According to the American Cancer Society, your personal risk of prostate cancer doubles if your father or brother had the disease, and it’s even greater if several of your relatives had it, particularly if they were young when they were diagnosed.

Is Prostate Cancer Hereditary? Research Addresses Genetics

A recent study has estimated how greatly your family history might influence your risk of prostate cancer. Researchers reviewed data on nearly 52,000 Swedish men with brothers and fathers who had prostate cancer. Compared with the general population, men with a brother who had prostate cancer were more than twice as likely to be diagnosed with prostate cancer and faced nearly twice the risk of developing an aggressive form by age 75.

And, the study found, men with both a father and brother who had prostate cancer faced more than a threefold increased risk of being diagnosed with prostate cancer and a nearly threefold risk of aggressive prostate cancer by age 75, compared with the general population.

The likelihood of developing aggressive prostate cancer was about as great in men whose fathers or brothers had lower-risk prostate cancer as those whose relatives had aggressive prostate cancer, the researchers reported (Journal of the National Cancer Institute, October 2016).

“We had expected that the risk of aggressive prostate cancer would be particularly lower in men with favorable cancer in the family, but that wasn’t the case,” study author Ola Bratt, a researcher at Lund University, in Sweden, said in a statement. “Men whose fathers or brothers had a favorable prostate cancer don’t usually think that increases their own risk of developing aggressive cancer.
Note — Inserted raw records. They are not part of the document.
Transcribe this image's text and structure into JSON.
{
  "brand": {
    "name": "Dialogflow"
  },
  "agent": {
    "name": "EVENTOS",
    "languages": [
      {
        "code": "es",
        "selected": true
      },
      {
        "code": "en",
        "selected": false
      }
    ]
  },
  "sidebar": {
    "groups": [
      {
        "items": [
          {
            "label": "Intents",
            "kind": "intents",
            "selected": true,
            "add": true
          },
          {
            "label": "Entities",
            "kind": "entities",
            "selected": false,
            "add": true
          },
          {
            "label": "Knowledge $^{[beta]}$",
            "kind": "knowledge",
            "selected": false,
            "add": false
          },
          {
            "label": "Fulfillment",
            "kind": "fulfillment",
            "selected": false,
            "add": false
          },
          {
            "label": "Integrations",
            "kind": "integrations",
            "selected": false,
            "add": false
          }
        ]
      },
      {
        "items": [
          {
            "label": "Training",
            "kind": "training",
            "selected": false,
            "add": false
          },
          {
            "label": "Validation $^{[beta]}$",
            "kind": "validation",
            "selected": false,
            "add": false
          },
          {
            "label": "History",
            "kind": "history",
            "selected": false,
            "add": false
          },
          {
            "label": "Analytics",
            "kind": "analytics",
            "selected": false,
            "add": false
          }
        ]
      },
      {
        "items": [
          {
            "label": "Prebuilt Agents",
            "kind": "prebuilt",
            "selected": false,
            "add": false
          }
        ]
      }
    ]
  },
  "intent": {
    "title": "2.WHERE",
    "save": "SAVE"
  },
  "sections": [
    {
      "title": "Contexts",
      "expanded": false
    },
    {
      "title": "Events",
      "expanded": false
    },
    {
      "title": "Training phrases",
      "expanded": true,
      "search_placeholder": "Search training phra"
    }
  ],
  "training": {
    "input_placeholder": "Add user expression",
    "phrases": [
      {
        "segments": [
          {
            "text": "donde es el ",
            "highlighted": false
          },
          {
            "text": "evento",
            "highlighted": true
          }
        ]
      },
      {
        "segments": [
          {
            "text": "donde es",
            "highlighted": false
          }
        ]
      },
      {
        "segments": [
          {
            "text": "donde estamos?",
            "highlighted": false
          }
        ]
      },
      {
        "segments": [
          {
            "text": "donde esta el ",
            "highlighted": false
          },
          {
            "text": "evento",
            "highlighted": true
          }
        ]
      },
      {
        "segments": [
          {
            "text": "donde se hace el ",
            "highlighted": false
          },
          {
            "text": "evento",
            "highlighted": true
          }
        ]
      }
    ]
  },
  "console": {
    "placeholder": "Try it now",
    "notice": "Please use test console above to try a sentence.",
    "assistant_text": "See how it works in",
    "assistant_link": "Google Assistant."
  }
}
They might not even know that they have prostate cancer in the family.”

Understand Your Genetic Risks

So, is prostate cancer hereditary? The answer may lie in the dozens of genetic mutations, or variants, that have been associated with varying degrees of prostate cancer risk, as well as the additional suspect genes that are being researched. Having one of these genetic defects does not mean you will get prostate cancer, but it does increase the likelihood, which is probably why some families have a history of prostate cancer.
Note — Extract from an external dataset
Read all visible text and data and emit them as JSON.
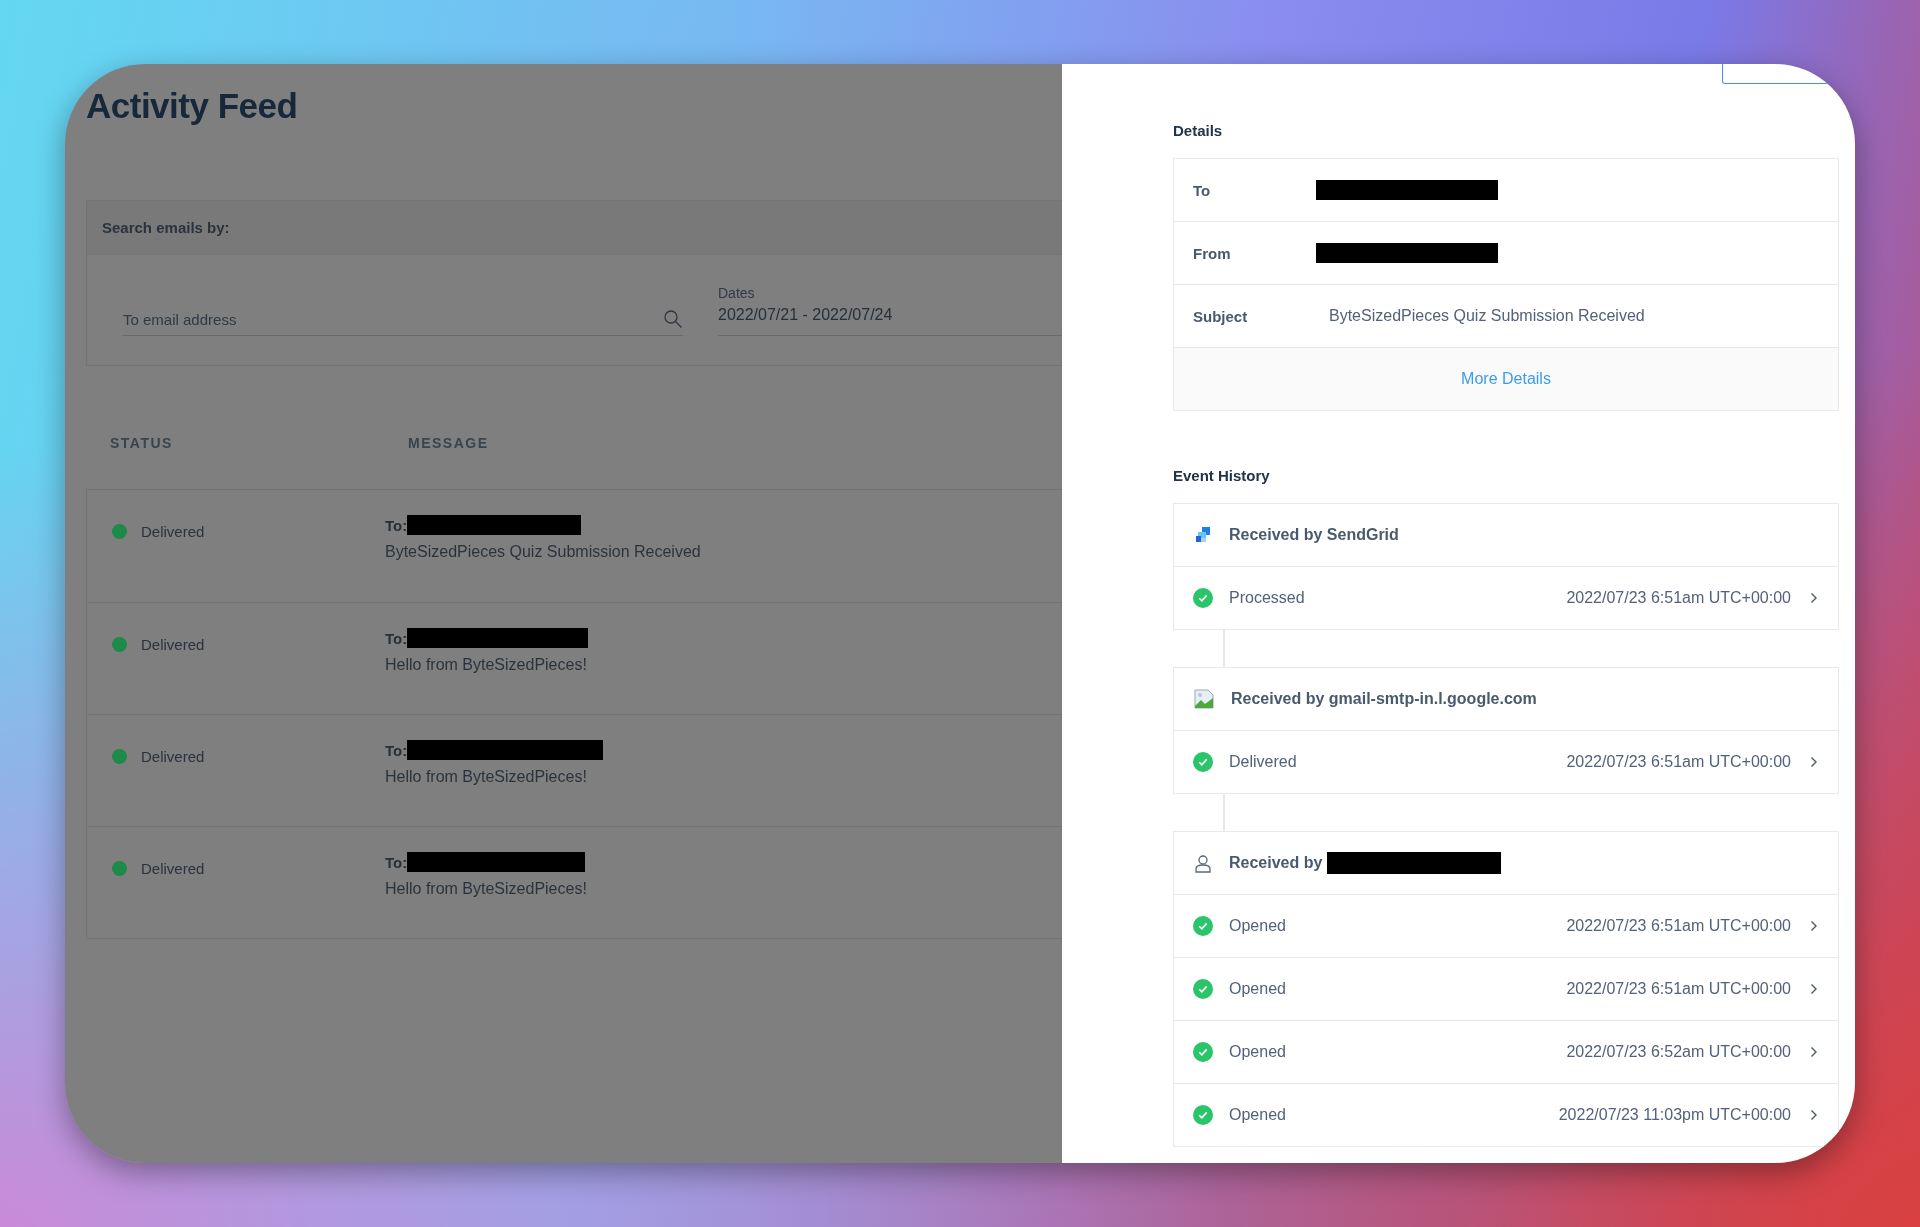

For instance, if a woman in your family developed breast cancer caused by mutations in the BRCA1 and BRCA2 genes, you may face a greater risk of prostate cancer. Moreover, some evidence suggests that men with BRCA-related prostate cancers, especially those tied to BRCA2, are more likely to present with more advanced and aggressive disease, and they also might have worse survival outcomes after prostate cancer surgery.
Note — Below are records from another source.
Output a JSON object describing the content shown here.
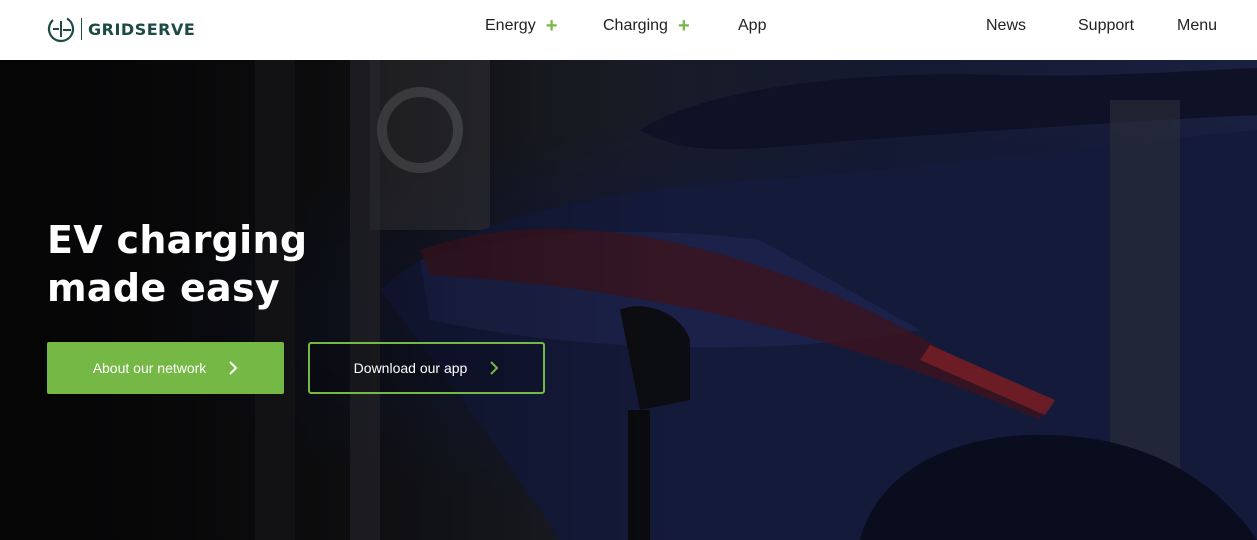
{
  "header": {
    "logo_text": "GRIDSERVE",
    "nav": {
      "energy": "Energy",
      "charging": "Charging",
      "app": "App",
      "news": "News",
      "support": "Support",
      "menu": "Menu"
    },
    "expand_symbol": "+"
  },
  "hero": {
    "title": "EV charging made easy",
    "buttons": {
      "network": "About our network",
      "app": "Download our app"
    }
  },
  "colors": {
    "brand_green": "#76b845",
    "brand_teal": "#1d4a45",
    "header_bg": "#ffffff",
    "hero_text": "#ffffff"
  },
  "icons": [
    "gridserve-logo-icon",
    "plus-icon",
    "chevron-right-icon"
  ]
}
In one study, researchers found that 8 percent of men with BRCA1 mutations and 5 percent with BRCA2 mutations were diagnosed with prostate cancer, rates higher than those in the general population (American Urological Association 2017 Annual Scientific Meeting).

Another analysis found that 71 percent of BRCA2 prostate cancer patients presented with higher-risk disease at the time of their diagnosis, had poorer survival rates, and were four times more likely than men without the genetic mutation to present with metastatic disease (American Urological Association 2016 Annual Scientific Meeting).

Further Prostate Cancer Risk Factors

Some evidence suggests that an inherited genetic condition, Lynch syndrome, which has been linked to a greater risk of colorectal cancer and several other malignancies, also may be associated with a higher risk of prostate cancer.

Keep in mind that these inherited genetic disorders account for a relatively small percentage of prostate cancers—about 5 to 10 percent, according to the American Cancer Society. Still, if you have a strong family history of prostate cancer or any of these genetic abnormalities, it’s especially important to talk to your doctor about your individual risk of the disease and your need for earlier and more intensive prostate cancer screening.

The same recommendation applies if you’re African-American. Prostate cancer occurs more commonly in African-American men and less so in Asian-American and Hispanic men. Rates of fatal prostate cancer also are significantly higher among African-Americans.

In fact, the risk of preclinical prostate cancer among black men is 28 to 56 percent higher than that in the general population, and although black men are about as likely as men of other races to be diagnosed with prostate cancer, their risk of progression to metastatic disease at the time of diagnosis is 44 to 75 percent higher than that in the general population, according to a recent study.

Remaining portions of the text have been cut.